Im Gegensatz zu Europa verfügen die USA auch über reichliche und günstige inländische Energievorräte. Die Schieferrevolution bedeutet, dass Amerika heute der weltweit größte Öl- und Gasproduzent ist. Unterdessen sind die Energiepreise in Europa in die Höhe geschnellt. Der Ukraine-Krieg und der Verlust von billigem russischem Gas führen dazu, dass die europäische Industrie in der Regel drei- bis viermal so viel für Energie zahlt wie ihre amerikanischen Konkurrenten. Düstere europäische Chefs sagen, dies führe bereits zu Fabrikschließungen in Europa.
Einige in Großbritannien könnten versucht sein, dies alles als Beweis dafür zu sehen, dass Großbritannien innerhalb der EU „an eine Leiche gefesselt“ war und dass der Brexit ein guter Schachzug war. Aber außerhalb des europäischen Binnenmarkts leidet Großbritannien unter einer übertriebenen Version der Größenprobleme, die die EU selbst behindern. Die britische Industrie gerät dadurch bereits ins Hintertreffen.
Gibt es also wirklich keine Bereiche, in denen Europa weltweit führend ist? Manche verweisen stolz darauf, dass die Größe des EU-Binnenmarkts dazu führt, dass Unternehmen auf der ganzen Welt europäische Vorschriften übernehmen mussten – der sogenannte „Brüsseler Effekt“. Aber es wäre eindeutig besser, die Welt bei der Schaffung von Wohlstand anzuführen, anstatt ihn zu regulieren.
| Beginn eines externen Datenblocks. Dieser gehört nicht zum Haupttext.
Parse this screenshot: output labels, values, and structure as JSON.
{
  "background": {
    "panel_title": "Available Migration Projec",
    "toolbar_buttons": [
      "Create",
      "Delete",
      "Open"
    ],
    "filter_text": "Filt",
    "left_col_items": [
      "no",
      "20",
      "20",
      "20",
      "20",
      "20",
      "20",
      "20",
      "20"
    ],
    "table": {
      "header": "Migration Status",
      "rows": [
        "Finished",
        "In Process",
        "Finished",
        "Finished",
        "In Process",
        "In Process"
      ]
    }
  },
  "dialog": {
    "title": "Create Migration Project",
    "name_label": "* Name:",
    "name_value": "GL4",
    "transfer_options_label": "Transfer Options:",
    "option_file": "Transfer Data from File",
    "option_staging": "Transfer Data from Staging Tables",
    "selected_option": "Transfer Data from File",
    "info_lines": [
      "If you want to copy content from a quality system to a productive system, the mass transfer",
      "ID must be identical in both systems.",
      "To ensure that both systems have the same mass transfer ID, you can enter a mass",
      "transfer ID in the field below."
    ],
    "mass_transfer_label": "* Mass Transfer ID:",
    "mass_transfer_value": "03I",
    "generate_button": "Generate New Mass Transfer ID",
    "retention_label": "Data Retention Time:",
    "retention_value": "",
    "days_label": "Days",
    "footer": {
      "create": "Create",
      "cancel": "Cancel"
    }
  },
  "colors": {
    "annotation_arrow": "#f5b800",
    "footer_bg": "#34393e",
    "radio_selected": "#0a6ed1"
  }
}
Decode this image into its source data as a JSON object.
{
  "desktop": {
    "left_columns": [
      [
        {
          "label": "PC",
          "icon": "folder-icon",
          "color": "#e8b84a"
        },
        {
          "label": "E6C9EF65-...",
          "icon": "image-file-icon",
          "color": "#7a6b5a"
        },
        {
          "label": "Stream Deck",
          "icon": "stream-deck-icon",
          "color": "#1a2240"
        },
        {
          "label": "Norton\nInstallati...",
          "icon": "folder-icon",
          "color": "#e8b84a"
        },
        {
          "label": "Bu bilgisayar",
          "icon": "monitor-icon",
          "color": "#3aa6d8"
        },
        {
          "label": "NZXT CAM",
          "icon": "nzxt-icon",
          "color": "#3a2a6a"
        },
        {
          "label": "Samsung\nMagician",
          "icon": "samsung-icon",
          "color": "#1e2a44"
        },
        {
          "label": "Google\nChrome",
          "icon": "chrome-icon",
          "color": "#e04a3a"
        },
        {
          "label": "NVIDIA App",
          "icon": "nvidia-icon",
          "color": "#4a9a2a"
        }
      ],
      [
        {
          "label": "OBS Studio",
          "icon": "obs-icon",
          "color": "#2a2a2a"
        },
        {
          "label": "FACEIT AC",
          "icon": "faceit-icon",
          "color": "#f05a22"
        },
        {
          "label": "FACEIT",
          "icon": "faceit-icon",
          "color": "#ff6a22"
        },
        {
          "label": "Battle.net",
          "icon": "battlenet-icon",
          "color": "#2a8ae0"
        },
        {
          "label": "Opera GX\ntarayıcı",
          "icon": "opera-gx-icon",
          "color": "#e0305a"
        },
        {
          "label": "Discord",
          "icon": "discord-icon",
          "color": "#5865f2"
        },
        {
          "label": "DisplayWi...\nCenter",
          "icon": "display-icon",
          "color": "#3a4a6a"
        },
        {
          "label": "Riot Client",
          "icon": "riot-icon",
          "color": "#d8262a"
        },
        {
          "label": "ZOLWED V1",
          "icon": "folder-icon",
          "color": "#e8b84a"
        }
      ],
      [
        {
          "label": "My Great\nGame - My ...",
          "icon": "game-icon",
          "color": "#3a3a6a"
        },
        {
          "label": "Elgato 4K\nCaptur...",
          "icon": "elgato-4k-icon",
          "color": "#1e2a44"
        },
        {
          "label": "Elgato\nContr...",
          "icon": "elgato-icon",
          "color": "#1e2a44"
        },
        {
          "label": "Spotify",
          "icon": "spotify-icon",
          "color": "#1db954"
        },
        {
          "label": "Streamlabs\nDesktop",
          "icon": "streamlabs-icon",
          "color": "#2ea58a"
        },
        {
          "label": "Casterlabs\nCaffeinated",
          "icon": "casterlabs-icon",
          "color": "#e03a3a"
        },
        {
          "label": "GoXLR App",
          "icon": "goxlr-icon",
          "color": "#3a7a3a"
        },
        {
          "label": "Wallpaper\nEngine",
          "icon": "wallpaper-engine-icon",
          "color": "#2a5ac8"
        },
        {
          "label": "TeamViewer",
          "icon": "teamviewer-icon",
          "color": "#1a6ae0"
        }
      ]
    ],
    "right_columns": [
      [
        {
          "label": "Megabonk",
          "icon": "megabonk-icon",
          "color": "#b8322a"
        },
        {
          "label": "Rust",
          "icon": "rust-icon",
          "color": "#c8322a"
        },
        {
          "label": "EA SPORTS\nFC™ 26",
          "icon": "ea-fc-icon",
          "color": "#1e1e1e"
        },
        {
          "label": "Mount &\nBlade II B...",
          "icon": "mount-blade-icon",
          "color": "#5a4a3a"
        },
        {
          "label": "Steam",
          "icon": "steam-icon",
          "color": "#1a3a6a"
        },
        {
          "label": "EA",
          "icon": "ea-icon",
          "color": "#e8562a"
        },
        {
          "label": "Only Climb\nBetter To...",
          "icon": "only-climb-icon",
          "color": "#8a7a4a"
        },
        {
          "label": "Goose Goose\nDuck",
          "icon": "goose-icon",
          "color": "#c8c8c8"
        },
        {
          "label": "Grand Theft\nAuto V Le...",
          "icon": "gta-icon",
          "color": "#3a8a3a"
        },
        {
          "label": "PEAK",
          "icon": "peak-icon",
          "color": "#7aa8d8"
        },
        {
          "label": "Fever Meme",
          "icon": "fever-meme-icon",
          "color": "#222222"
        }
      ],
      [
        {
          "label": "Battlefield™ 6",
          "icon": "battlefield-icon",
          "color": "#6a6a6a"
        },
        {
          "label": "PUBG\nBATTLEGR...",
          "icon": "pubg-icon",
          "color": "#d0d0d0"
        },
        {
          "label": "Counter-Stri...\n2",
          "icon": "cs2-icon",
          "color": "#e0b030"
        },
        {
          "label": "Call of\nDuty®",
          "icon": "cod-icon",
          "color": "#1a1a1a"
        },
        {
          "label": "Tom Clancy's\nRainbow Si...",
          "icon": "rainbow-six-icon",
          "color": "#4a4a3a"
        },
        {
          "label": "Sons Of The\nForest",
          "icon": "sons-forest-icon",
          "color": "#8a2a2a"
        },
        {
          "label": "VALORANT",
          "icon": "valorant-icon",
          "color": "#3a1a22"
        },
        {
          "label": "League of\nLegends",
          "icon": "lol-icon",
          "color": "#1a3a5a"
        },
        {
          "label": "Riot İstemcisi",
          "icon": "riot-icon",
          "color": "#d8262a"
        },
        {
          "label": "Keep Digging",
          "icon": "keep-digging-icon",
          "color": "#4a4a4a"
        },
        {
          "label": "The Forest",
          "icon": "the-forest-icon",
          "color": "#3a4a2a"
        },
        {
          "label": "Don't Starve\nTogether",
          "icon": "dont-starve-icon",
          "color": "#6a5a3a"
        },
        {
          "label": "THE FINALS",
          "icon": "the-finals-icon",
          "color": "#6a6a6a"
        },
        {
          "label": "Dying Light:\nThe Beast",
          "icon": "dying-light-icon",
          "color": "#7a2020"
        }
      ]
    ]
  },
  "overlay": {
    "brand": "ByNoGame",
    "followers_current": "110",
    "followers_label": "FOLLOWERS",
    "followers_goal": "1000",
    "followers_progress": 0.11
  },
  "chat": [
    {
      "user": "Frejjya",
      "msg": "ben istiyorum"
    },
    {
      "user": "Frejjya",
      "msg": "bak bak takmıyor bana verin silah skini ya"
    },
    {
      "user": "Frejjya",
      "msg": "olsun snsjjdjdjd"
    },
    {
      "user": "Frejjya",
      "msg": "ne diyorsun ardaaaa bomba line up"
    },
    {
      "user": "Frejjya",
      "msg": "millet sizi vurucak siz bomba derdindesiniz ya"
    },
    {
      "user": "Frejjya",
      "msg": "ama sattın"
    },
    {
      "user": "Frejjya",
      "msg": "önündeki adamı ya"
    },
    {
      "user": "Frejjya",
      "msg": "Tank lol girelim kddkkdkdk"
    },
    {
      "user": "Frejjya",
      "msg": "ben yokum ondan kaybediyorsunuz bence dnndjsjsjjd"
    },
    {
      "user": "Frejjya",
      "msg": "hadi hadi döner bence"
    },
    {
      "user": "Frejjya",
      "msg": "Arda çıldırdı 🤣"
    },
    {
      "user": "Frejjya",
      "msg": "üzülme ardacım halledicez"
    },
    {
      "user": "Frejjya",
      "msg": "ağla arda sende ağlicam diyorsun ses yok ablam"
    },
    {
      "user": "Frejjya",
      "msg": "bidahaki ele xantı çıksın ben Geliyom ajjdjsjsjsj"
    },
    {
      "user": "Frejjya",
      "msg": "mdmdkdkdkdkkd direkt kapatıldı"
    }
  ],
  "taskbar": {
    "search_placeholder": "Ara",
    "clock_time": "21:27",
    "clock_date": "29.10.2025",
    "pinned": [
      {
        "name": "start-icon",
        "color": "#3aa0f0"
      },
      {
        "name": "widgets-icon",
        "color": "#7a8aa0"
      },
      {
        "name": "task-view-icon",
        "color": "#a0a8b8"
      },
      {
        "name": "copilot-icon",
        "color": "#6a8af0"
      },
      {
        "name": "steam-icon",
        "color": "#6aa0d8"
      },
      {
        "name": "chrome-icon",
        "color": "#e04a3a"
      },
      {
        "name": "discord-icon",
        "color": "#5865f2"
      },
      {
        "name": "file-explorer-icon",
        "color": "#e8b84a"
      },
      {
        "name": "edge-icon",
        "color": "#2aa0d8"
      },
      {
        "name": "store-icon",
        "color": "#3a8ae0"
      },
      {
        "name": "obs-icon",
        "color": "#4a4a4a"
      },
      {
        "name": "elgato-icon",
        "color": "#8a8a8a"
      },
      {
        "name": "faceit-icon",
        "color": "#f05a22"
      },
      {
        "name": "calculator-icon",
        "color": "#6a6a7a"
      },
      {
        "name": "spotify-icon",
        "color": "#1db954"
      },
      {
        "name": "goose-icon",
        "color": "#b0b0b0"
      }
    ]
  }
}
Europa schneidet in den „Lifestyle“-Branchen besser ab. Fast zwei Drittel der weltweiten Touristenankünfte erfolgen nach Europa. Der Luxusgütermarkt wird von europäischen Unternehmen dominiert. Fußball, die beliebteste Sportart der Welt, wird von europäischen Mannschaften dominiert – obwohl viele der größten Vereine mittlerweile im Besitz von Investoren aus dem Nahen Osten, den USA oder Asien sind.
Die Dominanz Europas in der Lifestyle-Branche unterstreicht, dass das Leben auf dem alten Kontinent für viele immer noch attraktiv ist. Aber vielleicht ist das ein Teil des Problems. Ohne ein größeres Bedrohungsgefühl wird Europa möglicherweise nie den Willen aufbringen, seinen unaufhaltsamen Macht-, Einfluss- und Reichtumsverlust umzukehren.